Monday, October 6, 2008

King Of The Park

Last night's King Of The Hill was a pretty funny episode. Titled "Earthly Girls Are Easy", it mocked the environmentalist delusion that purchasing "carbon offsets" can compensate for rampant pollution.

For the blissfully unaware, "carbon offsets" are the Indulgences of the tree-hugger faith. (Incidentally, I'm disappointed that I'm not the first person to make that comparison, although I wrote the previous sentence before seeing the page I just linked to.) The idea is that as long as you pay a tax, presumably to be used toward good works, then your personal transgressions can be overlooked.

In practice, this means that as long as you bribe people in developing nations to stay agrarian (and starving), you don't have to forgo trips on your personal jet. As one might imagine, this "fine for me but not for thee, but here's some gold" approach is very popular among the hypocritical, selfish wealthy.

I enjoyed the episode, but something about it seemed a bit...off. Toward the end, as Hank tried in vain to explain to a crowd of nitwits why offsets don't work, it struck me: this wasn't an episode of King Of The Hill.

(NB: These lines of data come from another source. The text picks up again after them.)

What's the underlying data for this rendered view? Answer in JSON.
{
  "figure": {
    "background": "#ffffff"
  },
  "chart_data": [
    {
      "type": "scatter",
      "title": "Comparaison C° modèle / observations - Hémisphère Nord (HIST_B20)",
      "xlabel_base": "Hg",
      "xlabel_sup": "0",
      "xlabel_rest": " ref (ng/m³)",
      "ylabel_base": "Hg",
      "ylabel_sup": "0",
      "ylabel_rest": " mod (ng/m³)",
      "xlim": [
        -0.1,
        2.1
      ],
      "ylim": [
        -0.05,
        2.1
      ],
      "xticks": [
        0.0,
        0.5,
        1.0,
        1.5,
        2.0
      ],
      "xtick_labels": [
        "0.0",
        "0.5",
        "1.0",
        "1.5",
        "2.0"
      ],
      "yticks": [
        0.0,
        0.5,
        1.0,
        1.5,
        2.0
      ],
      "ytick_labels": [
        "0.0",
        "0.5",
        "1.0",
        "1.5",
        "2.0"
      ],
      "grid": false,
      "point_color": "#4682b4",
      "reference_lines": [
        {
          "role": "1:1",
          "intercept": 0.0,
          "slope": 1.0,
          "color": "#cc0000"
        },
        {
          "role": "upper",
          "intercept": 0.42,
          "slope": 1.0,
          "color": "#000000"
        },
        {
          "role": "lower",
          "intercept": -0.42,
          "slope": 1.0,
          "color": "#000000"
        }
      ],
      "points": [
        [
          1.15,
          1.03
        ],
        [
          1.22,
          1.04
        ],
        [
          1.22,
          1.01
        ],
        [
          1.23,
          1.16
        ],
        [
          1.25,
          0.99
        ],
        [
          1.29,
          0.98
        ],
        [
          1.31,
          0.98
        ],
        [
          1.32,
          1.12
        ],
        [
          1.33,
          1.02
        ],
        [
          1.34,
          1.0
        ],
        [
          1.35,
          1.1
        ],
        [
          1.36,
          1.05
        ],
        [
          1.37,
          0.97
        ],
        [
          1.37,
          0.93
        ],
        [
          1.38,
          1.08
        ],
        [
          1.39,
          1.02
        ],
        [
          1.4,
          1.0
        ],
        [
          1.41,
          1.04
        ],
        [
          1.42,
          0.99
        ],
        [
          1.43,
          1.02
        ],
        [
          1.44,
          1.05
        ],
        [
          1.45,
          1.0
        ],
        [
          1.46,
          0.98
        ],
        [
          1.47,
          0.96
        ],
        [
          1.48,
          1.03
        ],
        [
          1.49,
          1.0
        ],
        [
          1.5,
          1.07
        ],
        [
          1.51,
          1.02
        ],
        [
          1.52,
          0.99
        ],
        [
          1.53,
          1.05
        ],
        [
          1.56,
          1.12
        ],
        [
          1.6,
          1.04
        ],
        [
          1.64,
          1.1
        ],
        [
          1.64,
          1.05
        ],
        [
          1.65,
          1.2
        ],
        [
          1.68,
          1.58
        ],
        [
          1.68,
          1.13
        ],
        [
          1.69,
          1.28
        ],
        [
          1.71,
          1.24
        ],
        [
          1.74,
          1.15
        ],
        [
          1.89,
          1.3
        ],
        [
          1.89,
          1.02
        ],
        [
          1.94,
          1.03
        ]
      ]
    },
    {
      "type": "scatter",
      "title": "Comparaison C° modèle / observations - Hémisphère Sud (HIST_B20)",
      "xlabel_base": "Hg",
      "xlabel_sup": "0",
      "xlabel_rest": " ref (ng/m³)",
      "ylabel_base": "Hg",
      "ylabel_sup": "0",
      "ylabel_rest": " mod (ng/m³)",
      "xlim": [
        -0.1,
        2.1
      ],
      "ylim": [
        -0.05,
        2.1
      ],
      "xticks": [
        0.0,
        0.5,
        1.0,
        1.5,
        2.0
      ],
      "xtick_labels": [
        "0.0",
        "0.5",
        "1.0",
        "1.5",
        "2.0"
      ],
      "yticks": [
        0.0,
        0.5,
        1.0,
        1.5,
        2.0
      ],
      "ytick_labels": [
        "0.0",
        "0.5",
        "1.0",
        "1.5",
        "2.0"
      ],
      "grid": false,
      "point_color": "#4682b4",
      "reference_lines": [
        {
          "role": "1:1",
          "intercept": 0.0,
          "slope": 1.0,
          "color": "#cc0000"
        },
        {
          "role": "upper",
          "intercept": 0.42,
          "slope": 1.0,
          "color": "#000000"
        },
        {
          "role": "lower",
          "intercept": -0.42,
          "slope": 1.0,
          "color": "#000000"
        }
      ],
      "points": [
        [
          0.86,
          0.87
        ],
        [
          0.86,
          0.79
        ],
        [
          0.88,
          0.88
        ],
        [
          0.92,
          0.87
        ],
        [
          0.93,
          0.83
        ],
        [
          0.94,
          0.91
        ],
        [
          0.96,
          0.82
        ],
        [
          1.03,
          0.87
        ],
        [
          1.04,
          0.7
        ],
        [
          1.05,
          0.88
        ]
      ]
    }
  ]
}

It was an episode of South Park.

Mocking superficial celebrity trends, showing a protagonist trying in vain to explain the problem to dolts who couldn't care less - this is Parker and Stone's stock-in-trade. Hank Hill might as well have been Stan Marsh up on that stage.

Last night's Family Guy rang a little familiar, too. Jesus was established as a "regular guy" character, eventually having fame go to His head. At least He wasn't hosting a community access cable show.

Other cartoon producers seem to have a problem on their hands when they try to engage in social commentary. No matter what they try, South Park Already Did It.

And so we come full circle. I'm pretty sure this means Parker and Stone get the last laugh.